Coba kita bayangkan kalau seseorang hidup tampa ambisi, tidak mempunyai
keinginan menggapai sesuatu! Apa jadinya? Pasti dia tidak akan melakukan
apa-apa, karena tidak ada yang memotivasi tindakannya. Ambisi, menurut Napoleon
Hills, penulis buku Think and Grow Rich, mengatakan
bahwa kurangnya ambisi adalah satu foktor yang menyebabkan gagalnya seseorang
meraih sukses. Ambisi erat kaitannya
dengan idealisme seseorang. Idealisme itulah yang membuat orang termotivasi
mengerakkan segala daya untuk memujudkannya. Ambisi akan menjadi hal negatif
apabila seseorang terbuai dengan idealismenya sehingga jatuh dalam obsesi:
bahwa idenyalah yang paling baik dan harus segera terwujud.
Tujuh orang murid Yesus pergi
menangkap ikan di Danau Tiberias (Yohanes 21:1-19). Petrus dan teman-temannya
kembali ke pekerjaan lama mereka sebelum ikut Yesus : menjadi nelayan. Mereka
kecewa karena ambisi dan obsesinya dalam mengikut Yesus akan melihat Israel
dipulihkan seperti pada zaman Daud tidak terwujud. Petrus mengambil inisiatif
untuk menangkap ikan di danau itu, murid-murid yang lain mengikutinya. Mereka bekerja
semalaman tetapi tidak memperoleh apa-apa. Ketika siang tiba, Yesus berdiri di
tepi pantai. Para murid tidak mengenalinya. Ada suara menyapa dari pantai, “Hai
anak-anak, adakah kamu memperoleh lauk-pauk?” Mereka menjawab, “Tidak ada!”

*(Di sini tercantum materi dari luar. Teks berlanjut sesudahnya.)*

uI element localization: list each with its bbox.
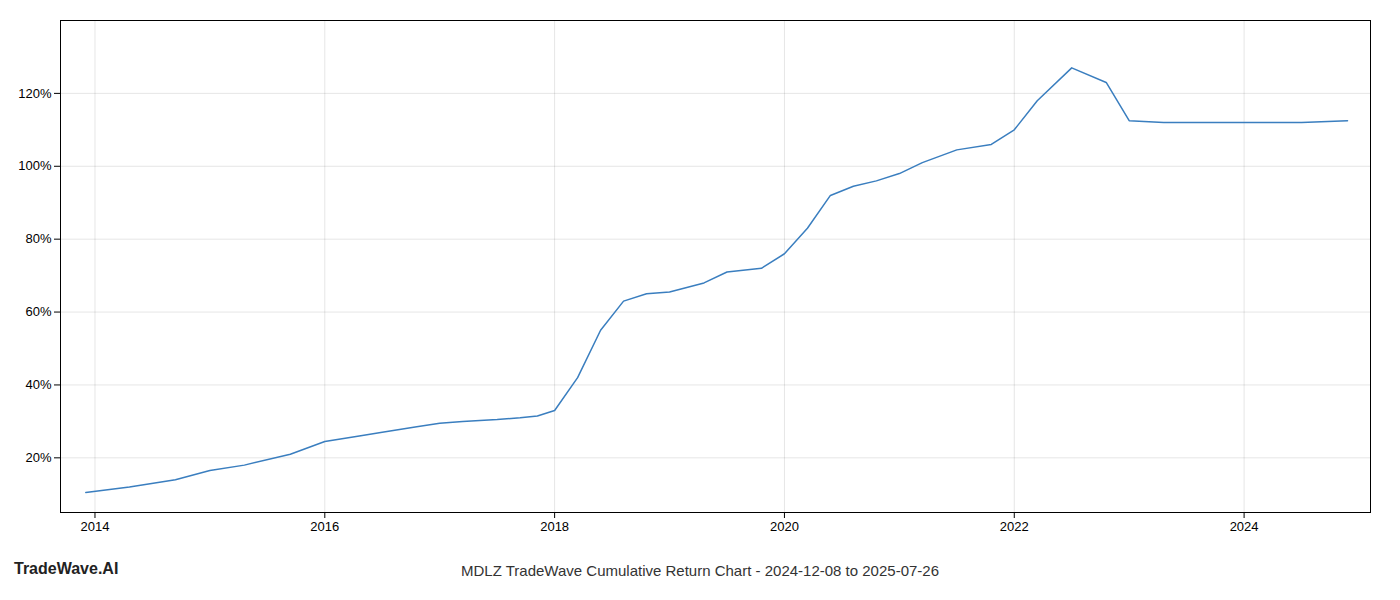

(Yohanes 21:5). Yesus meminta mereka menebarkan jala di sebelah kanan perahu
mereka. Dan, lihatlah jala mereka penuh dengan ikan-ikan. 157 ekor banyaknya! Segera
mata mereka terbuka. Mereka sekarang mengenali siapa orang yang di tepi pantai
itu. Ialah Yesus yang bangkit!
Narasi itu berlanjut, kini
terjadi dialog antara Yesus dan Petrus. Petrus dihadapkan pada tiga pertanyaan
yang sama, “Apakah engkau mengasihi Aku?” Ada perbedaan kata kerja yang
digunakan dalam dialog ini: mengasihi (agapan
dan filein), menggembalakan (boskein dan pomainein), domba (probata
dan arnia), tentu penulis Injil
Yohanes punya maksud tersendiri dari penggunaan kata-kata itu. Namun, penting
untuk kita renungkan dalam perjumpaan itu Yesus bertanya, “Apakah engkau mengasihi aku lebih dari mereka?” Ada juga yang
menerjemahkan frase ini, “Apakah engkau mengasihi aku lebih dari hal-hal ini?”
Dalam terjemahan ini, Yesus bertanya, apakah Petrus mengasihi-Nya lebih dari
pekerjaannya yang sedang ia tekuni, juga ketika pekerjaan itu menghasilkan hasil
yang hebat seperti yang kini ia saksikan; ikan yang melimpah.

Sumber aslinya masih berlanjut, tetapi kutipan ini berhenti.